@ CK MacLeod:
They were very big beers. And maybe it was three.

@ fuster:
Interesting article WH, WM. There's something similar going on in LA now, in connection with a beating of a Giant hat wearing family guy that took place at Dodger stadium. Before the season started, my wife and I attended an Angel game in Arizona. I was wearing a Giant hat--she an Angel hat. After a couple beers, I got an idea. We're in Arizona, over half of the players on both sides are Latino. Let's stand up and chant, "Amamos Latinos, amamos Latinos!" We did. The only person we could get to join in was a drunk Canadian. Even a couple of Spanish speaking people near us didn't stand up. They were embarrassed. Any normal people would have been shamed. Being freaks, we just kept chanting until the crowd was at least impressed with our hutzpah.

@ fuster:
Thanks. Good pickin'.

fuster wrote:

I understood what you said and what you meant.

I retract my song. But check it out. When the harmonica starts and Plant is singing I just want a piece of your custard pie, sing I just don't understand your mystic mind instead.

@ CK MacLeod:
Right.

When I was a kid, I thought the words to this song were, "I just can't understand your mystic mind." So I was thinking of Fuster not getting CK's point and the song came to me. Can't understand your mystic my-yind!
http://www.youtube.com/watch?v=e2WzZ1gZjj4

@ CK MacLeod:
Yes, that's it.
I also agree with the "That's all I was trying to say" comment. I knew that's what you were getting at and while you explain it in your own inimitable way, it's a common mystical perspective. Maybe even all mystics say the same thing.
Thanks for the Dr. John CC cc, Fuster.

fuster wrote:

Most anyone else would say otherwise.

Lots of Buddhists recognize that it is profoundly un-Buddhist to think of themselves as Buddhists, and Mark Twain said, "There has only been one real Christian--and they got to him early."
Not that any of that has to do with CK's point.

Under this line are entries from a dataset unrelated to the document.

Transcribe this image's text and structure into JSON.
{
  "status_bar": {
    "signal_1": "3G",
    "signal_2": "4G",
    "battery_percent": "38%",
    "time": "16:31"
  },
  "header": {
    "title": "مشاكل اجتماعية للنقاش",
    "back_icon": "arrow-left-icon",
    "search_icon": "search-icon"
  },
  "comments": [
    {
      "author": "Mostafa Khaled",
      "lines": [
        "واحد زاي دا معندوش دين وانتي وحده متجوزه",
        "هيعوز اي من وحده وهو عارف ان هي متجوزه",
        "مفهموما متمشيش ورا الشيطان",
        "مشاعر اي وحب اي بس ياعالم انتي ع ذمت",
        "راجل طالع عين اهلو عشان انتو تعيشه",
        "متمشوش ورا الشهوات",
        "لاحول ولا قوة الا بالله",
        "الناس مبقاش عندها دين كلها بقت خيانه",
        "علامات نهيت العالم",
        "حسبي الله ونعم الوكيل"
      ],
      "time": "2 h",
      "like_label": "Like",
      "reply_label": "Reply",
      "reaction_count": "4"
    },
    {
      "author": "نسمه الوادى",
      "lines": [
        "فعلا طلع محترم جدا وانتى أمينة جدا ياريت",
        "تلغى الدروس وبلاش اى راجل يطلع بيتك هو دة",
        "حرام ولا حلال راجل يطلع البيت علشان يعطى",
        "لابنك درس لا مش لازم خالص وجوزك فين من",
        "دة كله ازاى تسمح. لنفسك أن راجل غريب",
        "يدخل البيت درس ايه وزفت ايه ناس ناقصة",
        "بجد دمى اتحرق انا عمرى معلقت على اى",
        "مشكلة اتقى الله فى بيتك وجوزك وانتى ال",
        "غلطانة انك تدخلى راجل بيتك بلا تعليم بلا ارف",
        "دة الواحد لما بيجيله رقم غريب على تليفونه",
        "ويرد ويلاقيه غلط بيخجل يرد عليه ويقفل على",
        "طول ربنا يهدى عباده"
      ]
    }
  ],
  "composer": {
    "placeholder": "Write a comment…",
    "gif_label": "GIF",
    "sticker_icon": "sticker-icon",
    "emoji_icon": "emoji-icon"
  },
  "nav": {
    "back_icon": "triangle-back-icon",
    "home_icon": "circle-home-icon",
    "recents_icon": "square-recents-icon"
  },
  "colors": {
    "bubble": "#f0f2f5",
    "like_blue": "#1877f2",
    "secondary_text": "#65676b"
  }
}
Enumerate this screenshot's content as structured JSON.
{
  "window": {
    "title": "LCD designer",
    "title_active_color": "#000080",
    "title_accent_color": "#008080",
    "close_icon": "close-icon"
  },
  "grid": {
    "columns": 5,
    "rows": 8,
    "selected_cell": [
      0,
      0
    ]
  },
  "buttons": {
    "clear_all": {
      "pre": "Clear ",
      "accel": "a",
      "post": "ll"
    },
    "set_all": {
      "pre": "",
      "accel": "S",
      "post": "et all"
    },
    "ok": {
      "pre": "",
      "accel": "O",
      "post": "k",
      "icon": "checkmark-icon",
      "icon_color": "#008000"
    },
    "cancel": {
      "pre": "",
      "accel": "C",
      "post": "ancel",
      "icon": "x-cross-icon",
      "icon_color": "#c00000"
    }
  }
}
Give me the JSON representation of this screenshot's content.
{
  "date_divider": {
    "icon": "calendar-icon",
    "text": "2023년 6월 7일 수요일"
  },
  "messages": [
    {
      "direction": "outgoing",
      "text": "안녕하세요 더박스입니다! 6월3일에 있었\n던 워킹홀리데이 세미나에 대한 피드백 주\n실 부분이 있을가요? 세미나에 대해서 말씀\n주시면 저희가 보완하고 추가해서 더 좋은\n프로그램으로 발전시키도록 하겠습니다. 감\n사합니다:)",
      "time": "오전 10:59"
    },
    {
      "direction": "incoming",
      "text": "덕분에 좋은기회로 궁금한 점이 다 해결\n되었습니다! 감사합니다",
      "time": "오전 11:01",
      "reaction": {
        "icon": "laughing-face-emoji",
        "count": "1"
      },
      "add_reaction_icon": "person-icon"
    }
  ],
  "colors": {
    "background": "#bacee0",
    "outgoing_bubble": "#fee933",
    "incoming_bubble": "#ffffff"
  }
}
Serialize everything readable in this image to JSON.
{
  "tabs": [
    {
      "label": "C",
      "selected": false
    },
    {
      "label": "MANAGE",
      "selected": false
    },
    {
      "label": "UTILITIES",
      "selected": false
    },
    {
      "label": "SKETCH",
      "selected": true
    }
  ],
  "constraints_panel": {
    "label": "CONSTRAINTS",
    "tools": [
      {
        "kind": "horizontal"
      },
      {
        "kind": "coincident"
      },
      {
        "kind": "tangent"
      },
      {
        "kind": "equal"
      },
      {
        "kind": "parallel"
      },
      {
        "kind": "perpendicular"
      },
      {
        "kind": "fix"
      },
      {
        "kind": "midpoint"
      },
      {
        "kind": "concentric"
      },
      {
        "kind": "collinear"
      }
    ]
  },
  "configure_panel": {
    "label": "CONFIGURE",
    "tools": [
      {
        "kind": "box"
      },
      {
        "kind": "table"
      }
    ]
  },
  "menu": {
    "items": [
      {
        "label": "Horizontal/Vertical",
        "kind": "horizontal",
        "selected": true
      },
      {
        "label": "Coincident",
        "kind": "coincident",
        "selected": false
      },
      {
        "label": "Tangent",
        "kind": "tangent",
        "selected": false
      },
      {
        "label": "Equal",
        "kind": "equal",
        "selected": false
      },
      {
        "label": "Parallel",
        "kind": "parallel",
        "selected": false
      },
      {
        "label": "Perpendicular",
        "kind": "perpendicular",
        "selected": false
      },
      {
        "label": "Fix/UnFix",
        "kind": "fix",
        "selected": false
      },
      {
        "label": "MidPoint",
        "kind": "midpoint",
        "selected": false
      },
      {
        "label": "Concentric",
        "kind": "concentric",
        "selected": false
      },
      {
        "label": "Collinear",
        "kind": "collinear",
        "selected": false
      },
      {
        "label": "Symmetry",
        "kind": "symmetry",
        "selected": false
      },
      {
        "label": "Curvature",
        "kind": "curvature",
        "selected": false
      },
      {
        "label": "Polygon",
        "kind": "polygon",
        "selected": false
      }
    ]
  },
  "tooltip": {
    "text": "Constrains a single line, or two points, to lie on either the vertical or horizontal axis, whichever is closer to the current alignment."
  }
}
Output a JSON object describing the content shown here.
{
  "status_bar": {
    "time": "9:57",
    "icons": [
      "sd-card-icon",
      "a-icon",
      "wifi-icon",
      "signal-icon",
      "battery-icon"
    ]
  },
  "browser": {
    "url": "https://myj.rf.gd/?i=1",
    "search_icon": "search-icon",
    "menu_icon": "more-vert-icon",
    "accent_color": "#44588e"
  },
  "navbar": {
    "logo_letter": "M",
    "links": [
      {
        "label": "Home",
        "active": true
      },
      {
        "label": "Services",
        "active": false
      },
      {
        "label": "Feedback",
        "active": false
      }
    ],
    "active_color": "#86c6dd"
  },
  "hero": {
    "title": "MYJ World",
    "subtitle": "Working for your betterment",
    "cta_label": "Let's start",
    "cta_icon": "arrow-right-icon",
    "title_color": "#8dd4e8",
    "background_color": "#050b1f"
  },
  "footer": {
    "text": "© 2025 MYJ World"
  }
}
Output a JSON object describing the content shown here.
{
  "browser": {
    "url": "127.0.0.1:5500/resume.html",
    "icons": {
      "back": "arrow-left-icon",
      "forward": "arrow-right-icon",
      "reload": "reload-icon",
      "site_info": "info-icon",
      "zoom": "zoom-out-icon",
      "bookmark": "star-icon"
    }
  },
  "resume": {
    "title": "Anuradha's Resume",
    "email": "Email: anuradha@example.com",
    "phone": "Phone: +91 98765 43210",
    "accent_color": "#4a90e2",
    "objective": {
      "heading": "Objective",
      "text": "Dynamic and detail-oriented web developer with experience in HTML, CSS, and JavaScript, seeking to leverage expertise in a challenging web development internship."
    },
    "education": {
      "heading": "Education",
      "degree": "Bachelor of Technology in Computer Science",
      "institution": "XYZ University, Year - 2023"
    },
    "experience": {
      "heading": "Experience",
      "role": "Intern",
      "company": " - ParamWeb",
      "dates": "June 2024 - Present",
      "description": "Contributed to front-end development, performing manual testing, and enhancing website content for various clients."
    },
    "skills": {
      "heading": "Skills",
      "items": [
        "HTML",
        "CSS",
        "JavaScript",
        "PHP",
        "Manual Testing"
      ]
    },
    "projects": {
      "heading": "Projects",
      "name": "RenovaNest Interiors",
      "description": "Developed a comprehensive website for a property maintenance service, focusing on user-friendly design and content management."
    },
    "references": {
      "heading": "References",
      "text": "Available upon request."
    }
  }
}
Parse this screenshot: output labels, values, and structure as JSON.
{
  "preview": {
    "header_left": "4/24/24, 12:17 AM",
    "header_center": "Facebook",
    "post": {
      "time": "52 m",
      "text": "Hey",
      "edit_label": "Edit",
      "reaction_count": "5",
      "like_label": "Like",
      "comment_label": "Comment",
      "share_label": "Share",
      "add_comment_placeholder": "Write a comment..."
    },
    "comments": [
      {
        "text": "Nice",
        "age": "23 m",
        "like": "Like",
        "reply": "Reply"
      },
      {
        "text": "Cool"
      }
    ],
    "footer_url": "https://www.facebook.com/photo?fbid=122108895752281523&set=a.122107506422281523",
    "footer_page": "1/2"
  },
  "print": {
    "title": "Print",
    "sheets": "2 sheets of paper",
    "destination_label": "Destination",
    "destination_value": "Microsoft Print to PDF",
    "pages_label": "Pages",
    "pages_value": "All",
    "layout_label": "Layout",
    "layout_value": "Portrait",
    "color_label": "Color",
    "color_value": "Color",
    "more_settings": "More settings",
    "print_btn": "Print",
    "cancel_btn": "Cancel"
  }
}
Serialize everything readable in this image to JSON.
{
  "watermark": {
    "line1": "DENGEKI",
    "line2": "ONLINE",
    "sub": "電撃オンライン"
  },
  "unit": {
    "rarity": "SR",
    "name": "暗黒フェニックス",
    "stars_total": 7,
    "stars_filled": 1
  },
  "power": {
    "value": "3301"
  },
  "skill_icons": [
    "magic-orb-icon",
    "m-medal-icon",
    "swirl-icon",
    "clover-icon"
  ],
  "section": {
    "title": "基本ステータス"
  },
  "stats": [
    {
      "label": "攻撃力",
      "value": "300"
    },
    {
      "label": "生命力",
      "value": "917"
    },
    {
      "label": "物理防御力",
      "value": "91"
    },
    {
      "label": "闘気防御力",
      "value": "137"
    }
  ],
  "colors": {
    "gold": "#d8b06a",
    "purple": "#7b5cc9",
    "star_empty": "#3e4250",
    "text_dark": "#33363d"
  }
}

Also, it couldn't have been Jim. The SSM was played with in rows and columns. SSM SMM MSS
SMS MSS SMM
You helped me with it so that it related to some Yiddish or Hebrew something or other. Jim would have been no help. It's kind of funny thinking of him helping with it, given his dyslexia.

@ CK MacLeod:
I know you not only saw the piece, but helped me with it. It was the same day you suggested that I make another piece made up of staples. It's okay. You might be right that maybe you missed the actual installation put together. Another of it's central parts was a bunch of shaped canvases that formed a fish. The fish symbol related to the whole Christ thing, of course, and sometimes I put some Gifilte fish on the high-holiday dish. There was a place for an egg, and some other things which went along with a ceremony I can't remember.

@ CK MacLeod:
I'm cool with all that. I wish you could remember the knitted paintless painting I made with your help, using the letters SSM knitted out in different ways to play with some messianic ideas of ours. I mentioned it a few months back, but you didn't remember. This was in the 80s. It became part of a whole installation that was in the living room of the house near the Beverly Center. The room had white cork walls and I put up hundreds of photos around a circular wood painted table that had a high-holiday type plate some Rabbi gave me. Remember?

Wow. I know you didn't have hatha yoga in mind, but as you can understand in retrospect, what you wrote parallels what I believe to be Yogic evolution. Finally, we get to "...in favor of every anything at all." But as you make clear, that is not the same as "anything goes." Everything and anything doesn't go. It just means we evolve to the point that what happens is happening in favor of everything anything at all. There has been one fully sub- and re-merged thing after another until we come to everything anything at all. That wasn't true until now, and now, for the first time, right at the point when it changes everything and can't change anything, we have a yoga that expresses everything anything at all.